Kostas Biliouris, director of biotech equity research at BMO Capital Markets, noted that the primary interest in BridgeBio is in acoramidis and infigratinib. “The other spinout companies are probably increasing efficiency” for these late-stage products because they effectively remove from BridgeBio’s portfolio “something that investors are not focused on,” he told BioSpace.

The Path to Success

If approved in November, acoramidis will be going up in the ATTR-CM market against Pfizer’s tafamidis, sold as Vyndaqel and Vyndamax, which Biliouris said is well-established in the market. Like tafamidis, acoramidis is a transthyretin stabilizer.

Biliouris said that while acoramidis may be “incrementally better” than tafamidis, it needs to be dosed twice per day, compared to once per day for Pfizer’s drugs, which may limit uptake. In addition, Biliouris said, Pfizer has demonstrated that tafamidis can reduce the risk of mortality, whereas acoramidis did not show a statistically significant effect on this measure.

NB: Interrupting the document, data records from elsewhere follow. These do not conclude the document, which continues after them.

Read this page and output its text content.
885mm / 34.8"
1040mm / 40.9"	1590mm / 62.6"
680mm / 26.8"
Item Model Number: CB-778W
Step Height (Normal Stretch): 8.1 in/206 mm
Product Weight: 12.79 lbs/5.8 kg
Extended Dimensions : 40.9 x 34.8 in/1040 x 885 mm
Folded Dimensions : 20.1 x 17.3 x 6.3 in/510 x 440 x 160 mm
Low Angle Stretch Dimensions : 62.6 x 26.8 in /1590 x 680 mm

In a survey of 30 physicians conducted by BMO Capital Markets, 50% of doctors said the efficacy is similar between acoramidis and tafamidis, while 40% believed acoramidis to be incrementally better, Biliouris shared. “That’s why it’s not an easy story.”

If BridgeBio does secure FDA approval for acoramidis, the company will then need to beat sales expectations in 2025, Biliouris said, estimating these to be about $165 million in the U.S. “If BridgeBio can beat that number, it will be great,” he told BioSpace. “It will help the stock and the story. If not, it will be challenging.”

Some of the drug’s success could also be tied to whether or not tafamidis goes generic in 2028 or 2035, Biliouris noted, adding that this won’t be known until 2028.

Another piece of the puzzle, according to Biliouris, is infigratinib, which if approved, will go up against BioMarin’s Voxzogo in the achondroplasia space. BridgeBio is anticipating a readout for the drug in late 2025, according to Biliouris.

This trial needs to meet its primary endpoint and show a good safety profile, he said. “Usually, this drug treats kids and safety is very sensitive here.” It also “needs to be at least as good, if not better, than its main competitor,” Voxzogo, Biliouris continued, and like acoramidis, will also need to beat sales expectations.

Kumar, for one, is confident in BridgeBio’s future success, noting that its ultimate goal is “to serve as many patients as possible across as many indications that effectively allow us to do high probability drug discovery development. What some companies would do [in BridgeBio’s position] is they would push pause,” he said. “But I don’t believe in pushing pause.”